Mr. Gervais, while participating in “Comedians in Cars,” touches on questions that viewers might have, like, What is this exactly, and why does it exist?


With two episodes posted at comediansincarsgettingcoffee.com and at crackle.com, Sony’s online-video site — the Gervais video went up on Thursday night — it looks like a jeu d’esprit, a low-stakes way to keep a hand in the game while seeing what this online thing is all about. There’s not much to it, but it’s got some charm and a few laughs, which is more than could be said for “The Marriage Ref.”


Really, though, there’s not much to it. Mr. Seinfeld obtains an old car with offbeat appeal (a 1952 Volkswagen bug, a 1967 Austin-Healey), picks up a comedian pal (Larry David, Mr. Gervais) and drives to a coffee shop (John O’Groats in Los Angeles, City Island Diner in the Bronx). The men talk and riff, occasionally approaching a fully formed joke — Mr. Gervais actually gets there, with a line about Hitler’s honeymoon — and constantly, effortlessly crack each other up.


The real action of the show consists of this seemingly involuntary snorting, cackling laughter of middle-aged men so amused by each other’s observations on boxers versus briefs or tea versus coffee that they rock in their seats and double over in helpless paroxysms. Mr. David is so taken by Mr. Seinfeld’s use of the word “debauched” that he actually spits his tea into the restaurant window.


Later in the 13-minute episode, Mr. David gives Mr. Seinfeld the obvious post-“Seinfeld” backhanded compliment: “You have finally done the show about nothing.” In the online context, what Mr. Seinfeld has done is like a fragmentary, Dadaist take on Marc Maron’s popular podcast interviews with comedians, or a freewheeling, cooler-than-thou entry in the mock-talk-show genre. Be amused by me if you will — this isn’t costing me much.


Not much by Mr. Seinfeld’s standards, anyway, though one thing that makes “Comedians in Cars” easy to watch — even if you don’t find the comedians’ intense self-regard all that amusing — is that quite a bit of thought and care has been given to how it looks.


The videos (which include a series of amusing outtakes with Mr. David) are presented in a clean, elegant template with a studiously casual pencil-drawn logo. And the filming and editing are, if you break them down, impressively complex and artful for a Web series. Multiple cameras, including three mounted inside the cars, are used simultaneously to render the free-flowing conversations seamlessly, without the staccato cuts that have become the norm in a new generation of new-school chat shows.

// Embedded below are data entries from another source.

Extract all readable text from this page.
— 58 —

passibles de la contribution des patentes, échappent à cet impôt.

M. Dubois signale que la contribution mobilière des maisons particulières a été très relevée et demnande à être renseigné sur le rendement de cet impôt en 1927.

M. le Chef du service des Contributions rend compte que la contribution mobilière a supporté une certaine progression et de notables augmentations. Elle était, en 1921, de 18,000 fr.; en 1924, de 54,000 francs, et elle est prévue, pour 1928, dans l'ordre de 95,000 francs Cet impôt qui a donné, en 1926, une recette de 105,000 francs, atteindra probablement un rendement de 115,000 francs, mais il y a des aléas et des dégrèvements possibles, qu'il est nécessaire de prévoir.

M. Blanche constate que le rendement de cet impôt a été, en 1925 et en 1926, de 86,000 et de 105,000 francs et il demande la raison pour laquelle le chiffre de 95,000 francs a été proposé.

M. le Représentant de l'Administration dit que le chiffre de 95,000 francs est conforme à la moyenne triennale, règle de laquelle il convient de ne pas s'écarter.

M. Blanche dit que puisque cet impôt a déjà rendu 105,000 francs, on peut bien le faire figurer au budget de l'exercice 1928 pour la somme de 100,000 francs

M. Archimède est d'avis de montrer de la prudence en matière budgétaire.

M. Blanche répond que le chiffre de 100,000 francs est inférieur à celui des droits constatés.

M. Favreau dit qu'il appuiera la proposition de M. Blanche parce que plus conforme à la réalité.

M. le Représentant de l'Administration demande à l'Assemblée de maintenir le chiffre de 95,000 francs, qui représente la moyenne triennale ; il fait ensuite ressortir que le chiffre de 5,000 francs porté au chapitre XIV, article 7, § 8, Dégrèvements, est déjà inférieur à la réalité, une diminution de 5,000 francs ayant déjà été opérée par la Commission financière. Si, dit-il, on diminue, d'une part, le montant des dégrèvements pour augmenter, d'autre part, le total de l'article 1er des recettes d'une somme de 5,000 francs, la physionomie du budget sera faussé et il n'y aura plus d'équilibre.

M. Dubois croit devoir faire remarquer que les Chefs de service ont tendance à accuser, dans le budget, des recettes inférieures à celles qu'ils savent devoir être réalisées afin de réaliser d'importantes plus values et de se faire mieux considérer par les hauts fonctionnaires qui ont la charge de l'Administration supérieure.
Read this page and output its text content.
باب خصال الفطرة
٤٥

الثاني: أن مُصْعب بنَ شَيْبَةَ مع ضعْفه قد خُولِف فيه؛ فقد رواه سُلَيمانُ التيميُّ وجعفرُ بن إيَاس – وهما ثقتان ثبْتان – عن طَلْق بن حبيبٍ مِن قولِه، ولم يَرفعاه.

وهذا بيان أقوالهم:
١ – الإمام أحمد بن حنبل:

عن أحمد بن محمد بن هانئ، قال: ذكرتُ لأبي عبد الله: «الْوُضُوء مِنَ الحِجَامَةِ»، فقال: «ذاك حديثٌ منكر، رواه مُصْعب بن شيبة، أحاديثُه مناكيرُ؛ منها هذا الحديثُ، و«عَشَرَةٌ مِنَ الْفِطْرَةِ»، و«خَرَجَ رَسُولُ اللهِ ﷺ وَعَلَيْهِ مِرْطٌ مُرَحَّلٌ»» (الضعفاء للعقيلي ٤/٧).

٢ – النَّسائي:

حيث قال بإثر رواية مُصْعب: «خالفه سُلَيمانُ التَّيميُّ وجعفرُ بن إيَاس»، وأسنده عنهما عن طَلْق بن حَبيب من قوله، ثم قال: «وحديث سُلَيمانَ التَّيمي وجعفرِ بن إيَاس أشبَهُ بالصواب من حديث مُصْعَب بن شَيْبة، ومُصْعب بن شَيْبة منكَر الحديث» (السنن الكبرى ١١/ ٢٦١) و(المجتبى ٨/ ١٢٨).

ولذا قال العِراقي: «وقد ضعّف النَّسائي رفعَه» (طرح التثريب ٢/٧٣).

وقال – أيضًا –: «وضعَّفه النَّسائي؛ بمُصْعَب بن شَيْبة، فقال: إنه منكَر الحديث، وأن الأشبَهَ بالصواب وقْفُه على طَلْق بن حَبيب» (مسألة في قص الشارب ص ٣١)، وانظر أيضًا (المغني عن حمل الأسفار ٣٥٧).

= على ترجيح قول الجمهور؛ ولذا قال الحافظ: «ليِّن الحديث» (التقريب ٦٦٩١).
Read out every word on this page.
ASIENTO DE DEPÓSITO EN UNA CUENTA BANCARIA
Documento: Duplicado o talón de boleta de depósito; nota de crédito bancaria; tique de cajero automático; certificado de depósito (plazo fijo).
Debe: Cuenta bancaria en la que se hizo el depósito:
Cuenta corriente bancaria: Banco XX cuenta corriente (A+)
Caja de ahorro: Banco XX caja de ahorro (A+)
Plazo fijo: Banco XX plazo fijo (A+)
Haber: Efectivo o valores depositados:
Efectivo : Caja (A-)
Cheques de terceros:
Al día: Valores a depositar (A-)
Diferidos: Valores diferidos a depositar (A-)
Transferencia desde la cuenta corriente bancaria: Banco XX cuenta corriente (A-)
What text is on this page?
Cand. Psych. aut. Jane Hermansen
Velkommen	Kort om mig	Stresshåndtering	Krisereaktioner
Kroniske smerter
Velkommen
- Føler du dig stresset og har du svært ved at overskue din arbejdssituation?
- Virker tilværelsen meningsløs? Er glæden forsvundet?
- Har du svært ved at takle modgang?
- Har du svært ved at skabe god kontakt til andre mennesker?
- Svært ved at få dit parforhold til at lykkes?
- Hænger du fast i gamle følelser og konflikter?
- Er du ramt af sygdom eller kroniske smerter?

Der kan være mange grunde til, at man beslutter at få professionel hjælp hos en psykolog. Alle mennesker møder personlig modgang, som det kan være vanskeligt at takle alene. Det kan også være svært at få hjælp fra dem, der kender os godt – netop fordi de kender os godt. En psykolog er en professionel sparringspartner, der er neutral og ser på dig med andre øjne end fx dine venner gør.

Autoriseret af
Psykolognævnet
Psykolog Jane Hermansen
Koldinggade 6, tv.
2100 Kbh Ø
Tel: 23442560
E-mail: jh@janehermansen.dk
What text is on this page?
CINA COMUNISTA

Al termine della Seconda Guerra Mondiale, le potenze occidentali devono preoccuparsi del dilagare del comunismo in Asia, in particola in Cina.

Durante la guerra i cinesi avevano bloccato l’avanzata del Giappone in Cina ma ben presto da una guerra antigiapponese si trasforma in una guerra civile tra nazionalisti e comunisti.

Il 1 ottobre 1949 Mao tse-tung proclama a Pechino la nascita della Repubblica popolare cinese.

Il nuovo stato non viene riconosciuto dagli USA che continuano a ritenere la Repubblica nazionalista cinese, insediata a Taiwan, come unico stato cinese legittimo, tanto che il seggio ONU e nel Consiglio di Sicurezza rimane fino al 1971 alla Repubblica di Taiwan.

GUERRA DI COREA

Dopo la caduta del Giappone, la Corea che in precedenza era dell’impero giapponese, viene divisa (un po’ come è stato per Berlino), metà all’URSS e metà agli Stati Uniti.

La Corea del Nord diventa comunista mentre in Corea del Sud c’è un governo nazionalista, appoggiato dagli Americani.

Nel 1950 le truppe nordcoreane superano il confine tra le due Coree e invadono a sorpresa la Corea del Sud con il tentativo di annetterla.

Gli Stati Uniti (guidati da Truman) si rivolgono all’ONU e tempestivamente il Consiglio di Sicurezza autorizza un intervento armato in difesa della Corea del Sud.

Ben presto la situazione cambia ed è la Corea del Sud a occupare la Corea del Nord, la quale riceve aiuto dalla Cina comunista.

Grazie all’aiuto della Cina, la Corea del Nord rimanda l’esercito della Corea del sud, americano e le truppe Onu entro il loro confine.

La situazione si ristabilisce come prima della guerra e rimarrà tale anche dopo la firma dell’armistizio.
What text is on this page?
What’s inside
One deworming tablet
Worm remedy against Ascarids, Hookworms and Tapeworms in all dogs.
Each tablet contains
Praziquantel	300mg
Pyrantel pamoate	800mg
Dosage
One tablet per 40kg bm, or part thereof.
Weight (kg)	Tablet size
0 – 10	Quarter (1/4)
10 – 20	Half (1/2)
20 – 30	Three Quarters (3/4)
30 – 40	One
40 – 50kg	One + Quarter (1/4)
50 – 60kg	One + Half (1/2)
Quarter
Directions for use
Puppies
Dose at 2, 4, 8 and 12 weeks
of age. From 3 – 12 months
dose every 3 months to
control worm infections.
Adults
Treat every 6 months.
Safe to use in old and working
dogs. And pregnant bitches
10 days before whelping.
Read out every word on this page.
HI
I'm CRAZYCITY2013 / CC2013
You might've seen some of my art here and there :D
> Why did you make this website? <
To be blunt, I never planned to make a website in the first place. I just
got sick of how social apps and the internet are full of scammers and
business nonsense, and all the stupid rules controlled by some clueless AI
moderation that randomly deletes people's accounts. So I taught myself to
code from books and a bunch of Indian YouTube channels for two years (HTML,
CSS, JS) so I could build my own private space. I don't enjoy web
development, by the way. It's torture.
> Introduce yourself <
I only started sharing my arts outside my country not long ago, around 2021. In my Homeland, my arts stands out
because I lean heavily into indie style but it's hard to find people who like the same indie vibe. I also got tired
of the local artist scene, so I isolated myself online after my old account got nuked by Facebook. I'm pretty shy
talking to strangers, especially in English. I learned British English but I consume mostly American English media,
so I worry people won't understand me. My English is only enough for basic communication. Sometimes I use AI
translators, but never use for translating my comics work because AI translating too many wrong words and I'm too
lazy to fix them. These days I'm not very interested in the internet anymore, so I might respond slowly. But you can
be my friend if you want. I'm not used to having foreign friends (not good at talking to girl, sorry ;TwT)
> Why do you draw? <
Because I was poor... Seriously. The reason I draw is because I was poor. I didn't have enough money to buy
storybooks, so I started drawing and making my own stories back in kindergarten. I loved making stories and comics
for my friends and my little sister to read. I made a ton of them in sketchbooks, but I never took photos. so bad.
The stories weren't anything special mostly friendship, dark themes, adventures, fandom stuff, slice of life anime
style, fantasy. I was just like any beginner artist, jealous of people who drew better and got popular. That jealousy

One other pleasure afforded by Mr. Seinfeld — whether through his wealth or the influence and control that he exerts — is a conspicuous lack of the product-placement, commercial-tie-in ethos that taints so many online series. He’s only advertising himself, his friends and his love of cars and coffee, and that in itself is nearly enough to make me like his show.